La “decisión” del ex presidente Uribe de pedir que la comisión de absoluciones haga público el proceso que se le siga por las chuzaDAS deja otra vez en claro la manera como manipula la información a su antojo.


Esas sesiones son públicas no porque Uribe lo diga, sino porque eso es lo que la ley ordena. Pero además qué importa que las sesiones sean o no públicas si no existe la menor posibilidad de que esta comisión investigue seriamente al ex mandatario. Primero porque no tiene las herramientas para hacerlo y segundo porque Uribe está blindado ya que el presidente, vicepresidente y secretario de la comisión son uribistas. Ya sabía que algo malo había hecho y por eso exigió esa conformación.

Ya lo hemos dicho varias veces que si Uribe de verdad quisiera que lo investigaran debería renunciar al fuero y pedir la conformación de un tribunal especial integrado por los mejores abogados del país. Esa sería la conducta decente y correcta, conceptos éstos que ciertamente Uribe ha demostrado desconocer. No hay absolutamente nada que el ex presidente haga o diga que no tenga un tufillo de manipulación o mentira.

Esto se evidencia en cosas como las que contó su primo Mario Uribe en la revista Semana, de donde queda claro que Uribe ayudó a su primo en el pasado para que no dijera lo que dijo.

Eso explica (bueno es un decir porque es inexplicable) los seguimientos a los magistrados de la Corte Suprema de Justicia que estaban investigando a los parapolíticos. Que no nos vengan ahora a hacer creer que todas esas conductas criminales las ordenaba la de los tintos y la Mata Hari.

Seamos serios: el Gobierno al más alto nivel sabía lo que estaba haciendo y para qué lo estaba haciendo, pues es claro que necesitaban saber previamente las decisiones de los togados, para poder mantener informados a los delincuentes cercanos y queridos por ellos.

Y hablando de chuzaDAS, qué inconveniente resulta que Colombia siga designando embajadores como César Mauricio Velásquez cuando desde su nombramiento se podía prever que lo iban a vincular al tema de las interceptaciones ilegales. Me imagino que el Papa no debe estar muy contento de saber que uno de los muchachos del Opus Dei, el embajador colombiano, está bajo la lupa de la justicia colombiana.

Ojalá esas investigaciones lleguen hasta las últimas consecuencias, pues sería la primera vez en la historia de Colombia que un gobierno acaba con cuatro ex directores del DAS presos y, aun, con el propio secretario general de la Presidencia, Don Berna Moreno, tras las rejas.
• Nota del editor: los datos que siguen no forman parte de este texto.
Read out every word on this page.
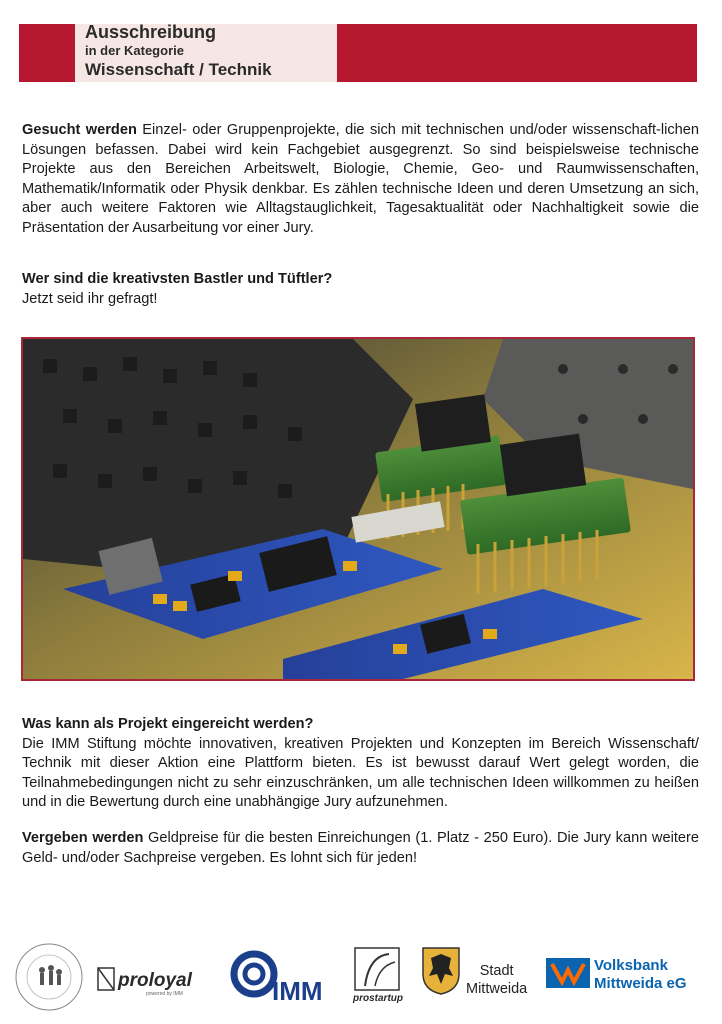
Ausschreibung
in der Kategorie
Wissenschaft / Technik
Gesucht werden Einzel- oder Gruppenprojekte, die sich mit technischen und/oder wissenschaft-lichen Lösungen befassen. Dabei wird kein Fachgebiet ausgegrenzt. So sind beispielsweise technische Projekte aus den Bereichen Arbeitswelt, Biologie, Chemie, Geo- und Raumwissenschaften, Mathematik/Informatik oder Physik denkbar. Es zählen technische Ideen und deren Umsetzung an sich, aber auch weitere Faktoren wie Alltagstauglichkeit, Tagesaktualität oder Nachhaltigkeit sowie die Präsentation der Ausarbeitung vor einer Jury.
Wer sind die kreativsten Bastler und Tüftler?
Jetzt seid ihr gefragt!
Was kann als Projekt eingereicht werden?
Die IMM Stiftung möchte innovativen, kreativen Projekten und Konzepten im Bereich Wissenschaft/ Technik mit dieser Aktion eine Plattform bieten. Es ist bewusst darauf Wert gelegt worden, die Teilnahmebedingungen nicht zu sehr einzuschränken, um alle technischen Ideen willkommen zu heißen und in die Bewertung durch eine unabhängige Jury aufzunehmen.
Vergeben werden Geldpreise für die besten Einreichungen (1. Platz - 250 Euro). Die Jury kann weitere Geld- und/oder Sachpreise vergeben. Es lohnt sich für jeden!
proloyal
powered by IMM	IMM	prostartup
Stadt
Mittweida
Volksbank
Mittweida eG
Y hablando de rejas, ¿por qué no ha empezado el juicio en contra de Sabas Pretelt y en qué anda la investigación del ex ministro de desprotección social Diego Palacio?

Notícula: Es absolutamente increíble que sigan posponiendo las audiencias de los procesos penales de los falsos positivos en Soacha. La impunidad acá nos permitirá ir a la Corte Penal Internacional con las madres de esas víctimas.